Krankheit ist die notwendige Folge unseres Fehlverhaltens. Sie hat die Aufgabe, uns darauf hinzuweisen aus der disharmonischen Lebensweise auszusteigen. Dazu ist es notwendig unsere Körpersprache zu verstehen. Verändern wir unser Verhalten!

Heilung bedeutet das Zurückfinden zur Harmonie. Deshalb sollten wir eine Krankheit als Möglichkeit zur Weiterentwicklung durch das Verstehen dieser betrachten. Das Entfernen oder Unterdrücken von Symptomen ermöglicht deshalb auch keine Heilung oder Weiterentwicklung.
Durch die Art des Symptoms zeigt uns der Organismus wo genau es fehlt und welche Schritte zur Heilung notwendig sind.

Symptome und ihre Bedeutung in der Homöopathie


Der Umgang mit einer Konfliktsituation kann unterschiedliche Reaktionen (und Körpersymptome) auslösen.


Wut/Zorn/ Aggressionen werden gezeigt

Wir sehen einen Wunsch nach Konfrontation, Kontrolle, Bereinigung von Konflikten.

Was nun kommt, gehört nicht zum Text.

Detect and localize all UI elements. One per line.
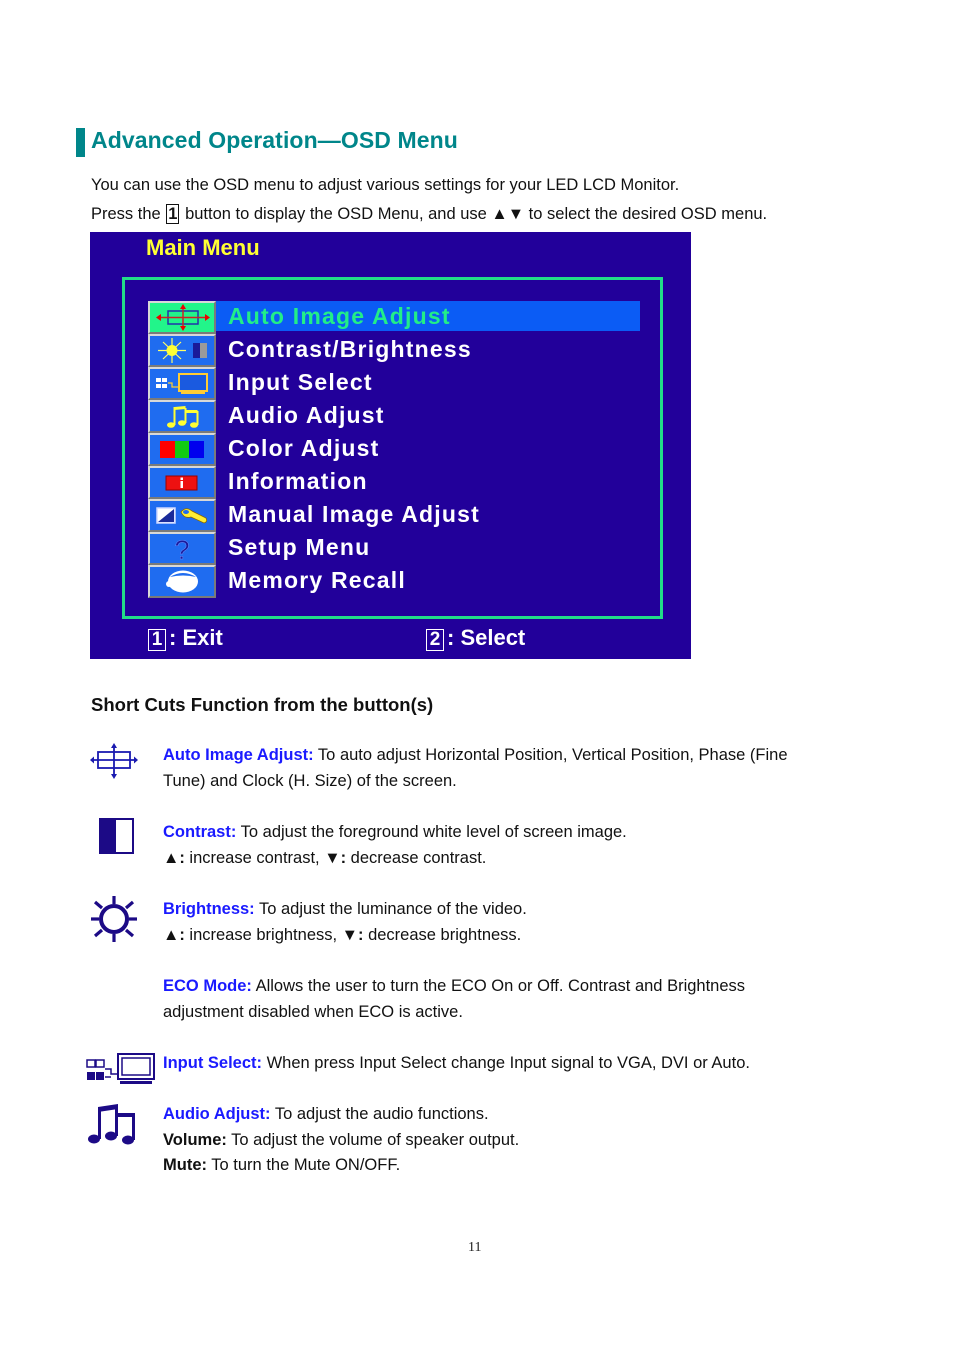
shortcut-desc: To adjust the volume of speaker output. <box>226 1130 520 1149</box>
contrast-brightness-icon <box>148 334 216 367</box>
up-arrow: ▲: <box>163 925 185 944</box>
contrast-icon <box>99 818 134 854</box>
shortcut-line: Input Select: When press Input Select ch… <box>163 1051 750 1077</box>
osd-item-label: Auto Image Adjust <box>228 303 451 329</box>
osd-item-label: Information <box>228 468 368 494</box>
svg-text:?: ? <box>174 535 189 563</box>
select-label: : Select <box>447 625 526 650</box>
shortcut-desc: Allows the user to turn the ECO On or Of… <box>251 977 746 995</box>
shortcut-audio-adjust: Audio Adjust: To adjust the audio functi… <box>163 1102 519 1179</box>
shortcut-line: adjustment disabled when ECO is active. <box>163 1002 463 1021</box>
shortcut-line: Brightness: To adjust the luminance of t… <box>163 897 527 923</box>
mute-label: Mute: <box>163 1156 207 1174</box>
audio-icon <box>88 1104 135 1145</box>
shortcut-line: ▲: increase contrast, ▼: decrease contra… <box>163 846 627 872</box>
shortcut-desc: increase brightness, <box>184 925 342 944</box>
osd-item-setup-menu[interactable]: ? Setup Menu <box>148 532 641 565</box>
manual-adjust-icon <box>148 499 216 532</box>
input-select-icon <box>86 1053 155 1084</box>
auto-adjust-icon <box>90 743 138 779</box>
exit-label: : Exit <box>169 625 223 650</box>
shortcut-desc: To auto adjust Horizontal Position, Vert… <box>313 746 788 764</box>
shortcut-desc: decrease contrast. <box>346 848 487 867</box>
up-arrow: ▲: <box>163 848 185 867</box>
shortcut-desc: decrease brightness. <box>363 925 522 944</box>
audio-icon <box>148 400 216 433</box>
auto-adjust-icon <box>148 301 216 334</box>
color-rgb-icon <box>148 433 216 466</box>
osd-item-label: Color Adjust <box>228 435 380 461</box>
page-title: Advanced Operation—OSD Menu <box>91 127 458 153</box>
osd-item-label: Setup Menu <box>228 534 371 560</box>
shortcut-auto-image-adjust: Auto Image Adjust: To auto adjust Horizo… <box>163 743 788 794</box>
intro-line-2: Press the 1 button to display the OSD Me… <box>91 204 767 224</box>
shortcut-line: ECO Mode: Allows the user to turn the EC… <box>163 974 745 1000</box>
osd-item-label: Contrast/Brightness <box>228 336 472 362</box>
osd-item-information[interactable]: Information <box>148 466 641 499</box>
shortcut-line: Auto Image Adjust: To auto adjust Horizo… <box>163 743 788 769</box>
volume-label: Volume: <box>163 1130 227 1149</box>
osd-item-label: Memory Recall <box>228 567 406 593</box>
osd-item-input-select[interactable]: Input Select <box>148 367 641 400</box>
question-icon: ? <box>148 532 216 565</box>
shortcut-line: Contrast: To adjust the foreground white… <box>163 820 627 846</box>
osd-item-manual-image-adjust[interactable]: Manual Image Adjust <box>148 499 641 532</box>
information-icon <box>148 466 216 499</box>
heading-accent-bar <box>76 128 85 157</box>
osd-item-auto-image-adjust[interactable]: Auto Image Adjust <box>148 301 641 334</box>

-> Nux-vomica (Brechnuss):

-> Latrodectus mactans: (Schwarze Witwe):
Schockstarre; von seiner Angst bzw. Hass gefesselt, gelähmt sein (Atem angehalten, Luftnot, Asthma); beschäftigt sich mit der Bedrohungssituation oder der Willkür, der er ausgeliefert war; Menschen die sich als Opfer fühlen, kommen von Zorn, Angst, gestautem Hass, Verzweiflung nicht mehr los

-> Lac suis (Schweinemilch):
Vermeidung (auch v. Schmerzempfinden bis kein Aushalten mehr mögl.- reagiert dann ungehalten, abstoßendes Verhalten verhilft zur Distanz, will engen Kontakt vermeiden, fühlt sich ausgenutzt, abgewiesen (Kopfschmerz, Trauma der WS, Bipolare Störung)



Die Summe ist mehr als die Einzelteile.